Le Nouveau Féminisme, de Barbara Polla

Le nouveau livre de Barbara Polla.

Par Francis Richard.

Ce livre de Barbara Polla ne se veut le héraut d’aucun féminisme en particulier, mais plutôt de tous – et, bien naturellement, de celui, singulier, qui [l’] a guidée, comme auteur, tout au long de [ses] différents écrits.

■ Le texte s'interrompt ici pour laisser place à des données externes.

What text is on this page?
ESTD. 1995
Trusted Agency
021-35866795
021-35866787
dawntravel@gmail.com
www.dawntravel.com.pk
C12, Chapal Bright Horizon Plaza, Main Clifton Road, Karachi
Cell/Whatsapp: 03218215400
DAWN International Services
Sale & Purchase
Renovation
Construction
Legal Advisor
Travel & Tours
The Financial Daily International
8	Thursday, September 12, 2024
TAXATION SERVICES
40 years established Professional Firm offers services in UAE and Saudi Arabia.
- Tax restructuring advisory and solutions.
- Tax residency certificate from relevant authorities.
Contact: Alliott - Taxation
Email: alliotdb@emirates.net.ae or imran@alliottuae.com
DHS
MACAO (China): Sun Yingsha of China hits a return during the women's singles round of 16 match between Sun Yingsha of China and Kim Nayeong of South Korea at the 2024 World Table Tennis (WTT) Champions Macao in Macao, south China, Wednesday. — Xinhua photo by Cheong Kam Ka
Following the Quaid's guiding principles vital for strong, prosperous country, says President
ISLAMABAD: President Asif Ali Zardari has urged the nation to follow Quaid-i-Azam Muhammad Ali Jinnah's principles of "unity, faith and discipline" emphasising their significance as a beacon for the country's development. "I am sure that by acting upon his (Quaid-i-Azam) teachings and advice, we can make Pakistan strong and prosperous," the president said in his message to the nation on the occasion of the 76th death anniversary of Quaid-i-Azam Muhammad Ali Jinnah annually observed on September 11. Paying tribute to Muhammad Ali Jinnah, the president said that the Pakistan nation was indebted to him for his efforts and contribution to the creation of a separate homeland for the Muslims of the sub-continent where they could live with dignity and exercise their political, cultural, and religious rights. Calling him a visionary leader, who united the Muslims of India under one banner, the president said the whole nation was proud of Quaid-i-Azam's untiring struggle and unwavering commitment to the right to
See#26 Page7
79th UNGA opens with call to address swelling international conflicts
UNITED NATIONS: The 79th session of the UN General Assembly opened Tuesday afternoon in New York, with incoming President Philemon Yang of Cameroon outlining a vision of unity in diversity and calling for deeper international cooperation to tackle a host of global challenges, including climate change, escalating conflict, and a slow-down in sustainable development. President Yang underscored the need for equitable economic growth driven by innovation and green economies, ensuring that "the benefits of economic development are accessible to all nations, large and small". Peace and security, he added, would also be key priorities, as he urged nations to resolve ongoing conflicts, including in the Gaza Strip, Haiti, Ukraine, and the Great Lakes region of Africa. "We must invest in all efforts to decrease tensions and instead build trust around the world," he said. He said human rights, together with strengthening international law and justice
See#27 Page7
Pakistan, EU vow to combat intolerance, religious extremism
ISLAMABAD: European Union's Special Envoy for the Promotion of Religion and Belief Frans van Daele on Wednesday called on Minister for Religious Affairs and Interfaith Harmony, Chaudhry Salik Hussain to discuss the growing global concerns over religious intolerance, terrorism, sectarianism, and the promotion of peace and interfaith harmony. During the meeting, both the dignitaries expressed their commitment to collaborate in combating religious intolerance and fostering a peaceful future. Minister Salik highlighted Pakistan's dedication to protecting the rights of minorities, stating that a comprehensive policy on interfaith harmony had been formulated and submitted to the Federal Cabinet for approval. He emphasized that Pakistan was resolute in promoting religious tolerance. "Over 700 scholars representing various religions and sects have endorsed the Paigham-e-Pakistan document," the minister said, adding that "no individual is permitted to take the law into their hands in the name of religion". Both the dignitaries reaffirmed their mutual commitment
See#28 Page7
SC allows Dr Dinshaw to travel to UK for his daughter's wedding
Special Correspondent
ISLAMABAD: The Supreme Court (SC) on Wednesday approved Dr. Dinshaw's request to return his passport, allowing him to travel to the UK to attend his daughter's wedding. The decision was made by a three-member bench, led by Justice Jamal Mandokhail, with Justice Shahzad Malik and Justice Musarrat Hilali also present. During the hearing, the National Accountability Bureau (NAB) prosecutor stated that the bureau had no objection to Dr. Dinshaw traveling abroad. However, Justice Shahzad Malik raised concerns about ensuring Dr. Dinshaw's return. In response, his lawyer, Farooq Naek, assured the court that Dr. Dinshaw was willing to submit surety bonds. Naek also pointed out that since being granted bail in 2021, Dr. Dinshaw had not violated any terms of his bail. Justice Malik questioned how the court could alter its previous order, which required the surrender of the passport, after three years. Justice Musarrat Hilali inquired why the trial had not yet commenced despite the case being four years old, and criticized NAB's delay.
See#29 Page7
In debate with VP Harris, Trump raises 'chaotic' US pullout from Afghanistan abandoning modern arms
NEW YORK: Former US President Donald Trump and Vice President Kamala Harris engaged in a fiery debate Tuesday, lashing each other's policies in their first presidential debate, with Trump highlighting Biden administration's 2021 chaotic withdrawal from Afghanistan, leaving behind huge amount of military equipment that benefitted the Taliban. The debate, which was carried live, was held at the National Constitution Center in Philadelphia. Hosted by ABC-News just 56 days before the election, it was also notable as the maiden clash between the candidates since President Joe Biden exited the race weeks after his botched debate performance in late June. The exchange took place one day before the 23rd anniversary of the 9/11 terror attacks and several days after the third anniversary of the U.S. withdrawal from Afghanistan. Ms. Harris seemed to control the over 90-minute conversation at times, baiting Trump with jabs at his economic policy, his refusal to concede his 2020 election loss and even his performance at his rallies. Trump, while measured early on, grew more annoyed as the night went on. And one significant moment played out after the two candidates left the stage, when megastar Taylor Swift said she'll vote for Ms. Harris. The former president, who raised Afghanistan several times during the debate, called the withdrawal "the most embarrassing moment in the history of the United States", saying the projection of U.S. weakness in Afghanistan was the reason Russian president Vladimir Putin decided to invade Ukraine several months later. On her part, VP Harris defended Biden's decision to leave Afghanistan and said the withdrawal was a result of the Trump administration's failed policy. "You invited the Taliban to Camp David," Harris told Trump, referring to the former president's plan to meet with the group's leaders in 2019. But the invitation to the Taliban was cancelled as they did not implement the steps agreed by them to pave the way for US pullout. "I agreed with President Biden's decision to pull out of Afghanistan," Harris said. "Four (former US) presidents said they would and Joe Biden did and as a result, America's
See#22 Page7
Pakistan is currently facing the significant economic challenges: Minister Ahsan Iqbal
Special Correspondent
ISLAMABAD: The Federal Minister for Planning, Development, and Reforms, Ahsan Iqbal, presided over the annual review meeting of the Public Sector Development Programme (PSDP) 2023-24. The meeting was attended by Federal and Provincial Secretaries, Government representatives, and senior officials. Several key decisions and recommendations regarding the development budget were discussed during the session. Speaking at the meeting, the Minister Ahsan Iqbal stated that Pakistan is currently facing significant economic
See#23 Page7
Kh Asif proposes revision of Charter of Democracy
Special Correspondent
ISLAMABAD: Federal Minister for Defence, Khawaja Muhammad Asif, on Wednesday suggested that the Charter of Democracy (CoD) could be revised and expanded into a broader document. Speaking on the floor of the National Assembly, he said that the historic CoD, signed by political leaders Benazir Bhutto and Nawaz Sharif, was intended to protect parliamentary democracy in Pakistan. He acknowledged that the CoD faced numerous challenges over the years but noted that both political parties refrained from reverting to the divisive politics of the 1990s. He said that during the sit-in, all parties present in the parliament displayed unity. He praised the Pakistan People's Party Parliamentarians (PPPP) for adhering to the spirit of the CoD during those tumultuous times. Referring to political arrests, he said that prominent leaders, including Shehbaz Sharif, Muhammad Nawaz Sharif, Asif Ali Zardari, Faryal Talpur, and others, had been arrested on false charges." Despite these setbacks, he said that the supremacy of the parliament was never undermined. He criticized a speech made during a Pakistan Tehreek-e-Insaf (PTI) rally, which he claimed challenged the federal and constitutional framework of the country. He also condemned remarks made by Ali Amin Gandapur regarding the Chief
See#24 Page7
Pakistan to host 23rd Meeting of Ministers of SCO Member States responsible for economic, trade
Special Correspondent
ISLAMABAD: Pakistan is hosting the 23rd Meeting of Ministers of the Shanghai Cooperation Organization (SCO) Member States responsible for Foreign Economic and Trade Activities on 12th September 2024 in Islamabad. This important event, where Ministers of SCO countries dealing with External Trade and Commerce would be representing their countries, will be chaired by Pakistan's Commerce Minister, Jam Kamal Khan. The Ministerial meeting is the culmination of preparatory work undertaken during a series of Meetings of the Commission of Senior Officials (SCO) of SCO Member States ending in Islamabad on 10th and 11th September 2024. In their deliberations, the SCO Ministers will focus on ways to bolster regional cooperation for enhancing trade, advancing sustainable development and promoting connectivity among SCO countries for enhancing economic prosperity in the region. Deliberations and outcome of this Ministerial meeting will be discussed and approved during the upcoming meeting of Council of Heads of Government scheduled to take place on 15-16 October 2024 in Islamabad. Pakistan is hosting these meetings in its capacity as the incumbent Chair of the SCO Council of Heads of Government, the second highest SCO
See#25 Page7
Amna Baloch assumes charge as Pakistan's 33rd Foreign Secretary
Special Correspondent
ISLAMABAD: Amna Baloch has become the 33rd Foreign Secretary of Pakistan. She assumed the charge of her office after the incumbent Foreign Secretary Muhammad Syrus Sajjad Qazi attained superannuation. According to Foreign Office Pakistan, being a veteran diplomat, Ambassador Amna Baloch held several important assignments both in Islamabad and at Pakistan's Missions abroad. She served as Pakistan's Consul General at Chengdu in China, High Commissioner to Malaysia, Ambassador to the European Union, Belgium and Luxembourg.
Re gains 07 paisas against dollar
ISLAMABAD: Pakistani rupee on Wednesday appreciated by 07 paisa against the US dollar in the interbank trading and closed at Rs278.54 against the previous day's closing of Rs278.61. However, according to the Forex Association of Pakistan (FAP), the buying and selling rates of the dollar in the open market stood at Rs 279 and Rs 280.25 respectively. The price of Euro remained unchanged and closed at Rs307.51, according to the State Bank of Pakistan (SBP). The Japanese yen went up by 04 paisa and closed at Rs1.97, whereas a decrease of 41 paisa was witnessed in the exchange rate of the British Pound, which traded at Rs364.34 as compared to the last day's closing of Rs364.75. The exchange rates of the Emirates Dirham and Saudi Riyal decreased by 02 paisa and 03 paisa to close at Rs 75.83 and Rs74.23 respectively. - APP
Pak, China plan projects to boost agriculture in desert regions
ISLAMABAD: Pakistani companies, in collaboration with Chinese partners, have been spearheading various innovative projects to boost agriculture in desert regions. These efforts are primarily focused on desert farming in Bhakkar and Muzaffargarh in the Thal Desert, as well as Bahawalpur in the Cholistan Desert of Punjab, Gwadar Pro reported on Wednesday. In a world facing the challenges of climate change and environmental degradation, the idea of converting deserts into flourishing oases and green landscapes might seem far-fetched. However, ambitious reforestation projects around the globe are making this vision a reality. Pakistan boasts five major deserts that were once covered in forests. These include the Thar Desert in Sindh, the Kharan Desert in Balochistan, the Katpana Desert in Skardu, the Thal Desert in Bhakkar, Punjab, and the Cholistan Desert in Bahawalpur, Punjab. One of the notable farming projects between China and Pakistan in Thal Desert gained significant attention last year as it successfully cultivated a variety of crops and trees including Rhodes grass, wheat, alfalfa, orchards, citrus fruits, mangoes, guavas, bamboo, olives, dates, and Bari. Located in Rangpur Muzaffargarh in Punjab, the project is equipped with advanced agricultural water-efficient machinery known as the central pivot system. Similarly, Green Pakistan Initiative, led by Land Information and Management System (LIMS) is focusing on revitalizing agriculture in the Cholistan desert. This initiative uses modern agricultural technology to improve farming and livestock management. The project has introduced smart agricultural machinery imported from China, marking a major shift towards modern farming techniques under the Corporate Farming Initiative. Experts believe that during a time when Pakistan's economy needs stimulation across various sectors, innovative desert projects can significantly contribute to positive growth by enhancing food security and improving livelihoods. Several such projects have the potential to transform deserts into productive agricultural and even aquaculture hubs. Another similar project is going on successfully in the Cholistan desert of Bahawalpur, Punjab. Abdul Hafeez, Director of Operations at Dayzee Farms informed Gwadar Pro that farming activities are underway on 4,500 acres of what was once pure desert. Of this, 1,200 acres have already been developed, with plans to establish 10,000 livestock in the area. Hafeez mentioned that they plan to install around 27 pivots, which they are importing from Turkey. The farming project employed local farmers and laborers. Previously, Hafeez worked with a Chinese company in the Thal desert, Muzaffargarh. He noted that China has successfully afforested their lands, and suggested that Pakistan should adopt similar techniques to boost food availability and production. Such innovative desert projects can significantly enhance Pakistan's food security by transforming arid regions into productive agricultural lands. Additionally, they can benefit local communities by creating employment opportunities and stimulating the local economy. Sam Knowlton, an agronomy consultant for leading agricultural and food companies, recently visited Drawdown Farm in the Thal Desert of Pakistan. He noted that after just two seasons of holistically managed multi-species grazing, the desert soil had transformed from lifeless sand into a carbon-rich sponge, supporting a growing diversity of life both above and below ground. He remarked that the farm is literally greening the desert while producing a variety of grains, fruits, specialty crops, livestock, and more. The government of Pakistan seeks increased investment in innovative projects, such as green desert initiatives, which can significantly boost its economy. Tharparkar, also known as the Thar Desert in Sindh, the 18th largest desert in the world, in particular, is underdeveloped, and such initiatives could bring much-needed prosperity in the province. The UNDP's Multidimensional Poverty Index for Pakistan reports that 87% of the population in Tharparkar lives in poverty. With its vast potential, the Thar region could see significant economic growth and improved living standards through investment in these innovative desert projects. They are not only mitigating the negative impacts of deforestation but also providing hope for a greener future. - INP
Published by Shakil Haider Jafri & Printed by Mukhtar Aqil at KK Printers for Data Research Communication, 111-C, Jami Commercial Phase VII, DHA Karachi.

Car des féminismes, il y en a de toutes sortes. Mais, avant d’explorer la galaxie féministe, l’auteur propose des hypothèses sur la genèse des violences faites aux femmes et subies par elles depuis la nuit des temps…

Elle compare ainsi la violence des unes, celle inouïe de l’accouchement, avec celle des autres, qui s’exerçait sur les champs de bataille, mais aussi sur des cibles honorables : la nature, les animaux, la sauvagerie du monde, les ennemis

Barbara considère que la violence masculine est aujourd’hui essentiellement compensatoire. Elle n’est plus comme avant, mais elle s’exerce toujours : elle est pouvoir de prendre auquel elle oppose puissance de donner, la vie notamment.

Contre cette violence masculine, il y a eu libération de la parole avec l’affaire Weinstein. Barbara Polla a été du groupe de femmes qui a souhaité réagir […] autrement que par#MeToo et s’est positionné de manière critique vis-à-vis de #BalanceTonPorc.

Pourquoi ?

  • parce qu’il ne faut pas enchaîner les femmes à un statut d’éternelles victimes ;
  • parce que c’était une campagne de délations qui a fait des victimes parmi des hommes coupables non pas d’avoir agressé, mais d’avoir importuné : or importuner est indispensable à la liberté sexuelle…

Le résultat paradoxal de ces hashtags agressifs a d’ailleurs été que de nombreuses jeunes femmes dans le monde francophone ont rechigné à se déclarer féministes alors qu’elles sont favorables à l’égalité entre hommes et femmes…

Plus de la moitié du livre est consacré à la galaxie féministe : le féminisme peut être différencialiste, pro-sexe et pro-désir, universaliste, intersectionnel, afro, LGBTIQA+ (sic), +, eco, antispécisme, d’artistes, néo, pop, entrepreneurial, d’évolution, qui fait (c’est le plus convaincant), autres.

Barbara Polla fait partie des autres. Elle a un peu de tous ces féminismes, sans exclusivité : Je soutiens chacun des féminismes que j’ai mentionnés pour autant qu’il œuvre pour plus de liberté, de libertés, pour plus de femmes, et d’hommes et d’autres.

Elle aimerait que l’on parle de sujets comme :

  • comment transformer le pouvoir qui prend en puissance qui donne ;
  • l’immense pouvoir du corps de la femme, autrement dit de sa grâce ;
  • la désobéissance ;
  • la joie de séduire ;
  • le partage de la puissance, c’est-à-dire inventer une nouvelle maternité qui inclut la paternité ;
  • vivre dans l’érotisme et la poésie (Georges Bataille disait : L’érotisme est l’approbation de la vie jusque dans la mort) ;
  • le féminisme respectueux, sans domination ;
  • le féminisme pluriel, sans leçons à donner ;
  • le féminisme de réconciliation ;
  • l’humanisme de réconciliation ;
  • changer le monde…

Elle conclut par de la poésie de son cru, par un poème de Frank Smith, et par cette déclaration :

Si le bonheur de l’homme se proportionne à la liberté dont jouissent les femmes […], la compagnie des hommes est indispensable au bonheur de la femme – en tout cas à mon bonheur très personnel et à mon goût de la diversité.